Looking at the first ten papers published in each journal in 2009, the researchers found that, of the 351 papers covered by some data-sharing policy, only 143 fully adhered to that policy. Neglecting to publish microarray data -- such as those produced in gene-expression studies -- was the most common offense.

"The current state is not optimal," says study leader John Ioannidis, an expert in data reproducibility at Stanford University School of Medicine in California. "Some journals have pretty good policies and some of the papers adhere to these, but there is plenty of room for improvement".

Slow to change

The study also found that researchers rarely volunteer data. Of all 500 papers analyzed, only 47 had their full primary data sets -- rather than just the raw data specifically requested by the journals -- publicly available. None of the papers published in journals without data-sharing policies deposited their full set of raw data online.

The results echo those of a July study that also found data-sharing practices wanting. That study, led by Heather Piwowar, a bioinformatics researcher at the University of British Columbia in Vancouver, examined more than 11,000 gene expression studies published between 2000 and 2009. Of those, the percentage that had raw data available online increased from less than 5% in 2001 to 35% in 2009.

Ioannidis and Piwowar says that more journals should adopt data-sharing policies and ensure that scientists consistently follow the rules. "You need an extra editorial office and maybe more," says Ioannidis.

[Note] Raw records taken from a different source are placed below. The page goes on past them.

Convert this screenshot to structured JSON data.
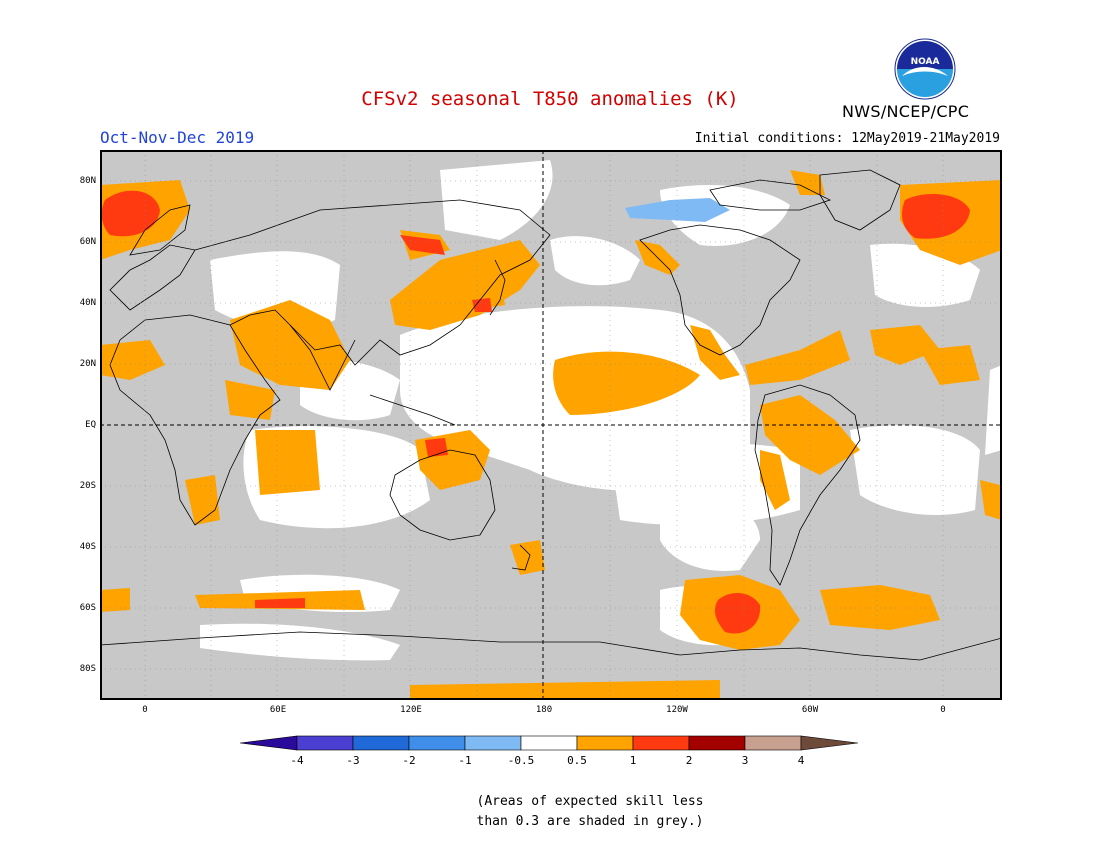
{
  "title": "CFSv2 seasonal T850 anomalies (K)",
  "organization": "NWS/NCEP/CPC",
  "logo_text": "NOAA",
  "season": "Oct-Nov-Dec 2019",
  "initial_conditions": "Initial conditions: 12May2019-21May2019",
  "lat_labels": [
    "80N",
    "60N",
    "40N",
    "20N",
    "EQ",
    "20S",
    "40S",
    "60S",
    "80S"
  ],
  "lon_labels": [
    "0",
    "60E",
    "120E",
    "180",
    "120W",
    "60W",
    "0"
  ],
  "colorbar": {
    "labels": [
      "-4",
      "-3",
      "-2",
      "-1",
      "-0.5",
      "0.5",
      "1",
      "2",
      "3",
      "4"
    ],
    "colors": [
      "#2a0a9a",
      "#4a3fd0",
      "#1f6ad8",
      "#3f8fea",
      "#7fbaf5",
      "#ffffff",
      "#ffa300",
      "#ff3a10",
      "#a30000",
      "#c8a090",
      "#6e4a3a"
    ]
  },
  "map_colors": {
    "grey": "#c8c8c8",
    "orange": "#ffa300",
    "red": "#ff3a10",
    "blue": "#7fbaf5",
    "white": "#ffffff"
  },
  "note_line1": "(Areas of expected skill less",
  "note_line2": "than 0.3 are shaded in grey.)"
}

Piwowar speculates that journal editors shy away from introducing data-sharing policies for fear of deterring submissions. "Journals can get away with not having policies because it is not yet generally regarded as the norm," she says.

Steven Wiley, director of biomolecular systems at the Pacific Northwest National Laboratory in Richland, Washington, says the current study does not address the question of why scientists might defy data-sharing policies. Sharing data "is time-consuming to do properly, the reward systems aren't there and neither is the stick", he says.She urges editors in each field to come together to implement policies simultaneously, as was done with several evolution journals in January 2011 under an NSF funded initiative called the Joint Data Archiving Policy.

Even if compliance increases, Wiley says that the scientific community will still need to focus on developing standardized formats to make accessing data more efficient and feasible. "Of all the data that are made available, what fraction is actually used by someone else? I bet the majority isn't," he says.

Although the question isn't addressed in either study, that's something Piwowar is hoping to find out.